In München ist ein externes Gutachten zu Missbrauchsfällen in der katholischen Kirche vorgestellt worden. Darin werden auch Vorwürfe gegen Papst Benedikt und Kardinal Marx erhoben.
Ein Gutachten lastet dem emeritierten Papst Benedikt XVI. in vier Fällen Fehlverhalten im Umgang mit sexuellem Missbrauch während seiner Zeit als Erzbischof des Bistums München und Freising an. Das sagte der Jurist Martin Pusch am Donnerstag bei der Vorstellung des Gutachtens in München. In allen Fällen habe Benedikt - damals Kardinal Joseph Ratzinger - ein Fehlverhalten strikt zurückgewiesen.

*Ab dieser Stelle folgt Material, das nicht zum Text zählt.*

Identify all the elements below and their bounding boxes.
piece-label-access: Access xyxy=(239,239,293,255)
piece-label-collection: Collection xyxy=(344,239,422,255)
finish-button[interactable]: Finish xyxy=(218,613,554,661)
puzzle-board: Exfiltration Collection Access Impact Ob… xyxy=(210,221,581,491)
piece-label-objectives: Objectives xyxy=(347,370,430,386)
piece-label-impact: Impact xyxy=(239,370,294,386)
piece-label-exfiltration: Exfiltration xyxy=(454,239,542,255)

Dem externen Gutachten zufolge gibt es Hinweise auf mindestens 497 Opfer sexualisierter Gewalt im katholischen Erzbistum München und Freising. Die Gutachter untersuchten Missbrauchsfälle an Kindern und Jugendlichen von 1945 bis 2019, um Hinweise auf systemische Ursachen und Verantwortlichkeiten in der Leitung des Erzbistums zu finden.
Überwiegend männliche Opfer, Dunkelfeld unbekannt
Nach Angaben der Gutachter waren 247 Opfer männlich, 182 Opfer weiblich, in 68 Fällen sei eine Zuordnung nicht möglich gewesen, sagte Rechtsanwalt Pusch, der einer der Autoren des Gutachtens ist. 60 Prozent der betroffenen Jungen waren zwischen acht und 14 Jahre alt.

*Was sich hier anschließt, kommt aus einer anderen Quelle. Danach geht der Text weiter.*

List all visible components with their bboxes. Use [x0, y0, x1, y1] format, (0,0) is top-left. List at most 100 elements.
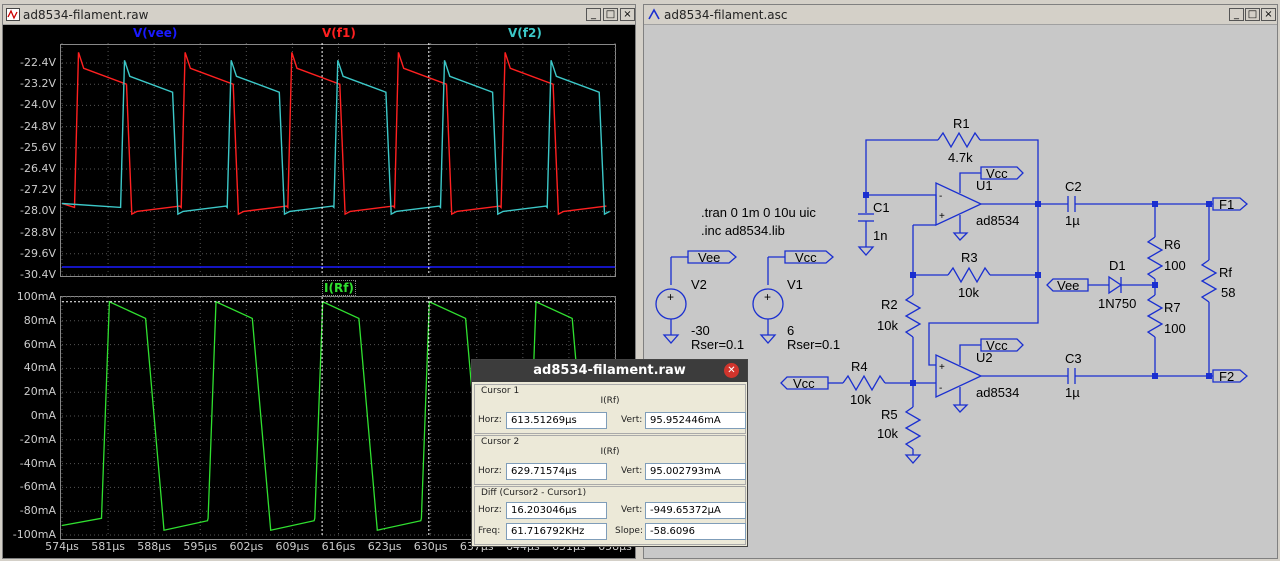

Damit bestätige sich, dass die Opfer sexualisierter Gewalt in der katholischen Kirche überwiegend männliche Kinder und Jugendliche gewesen seien. Pusch betonte, die Zahlen deckten nur die bekannt gewordenen Fälle ab. Die Kanzlei gehe von einem weitaus größeren Dunkelfeld aus.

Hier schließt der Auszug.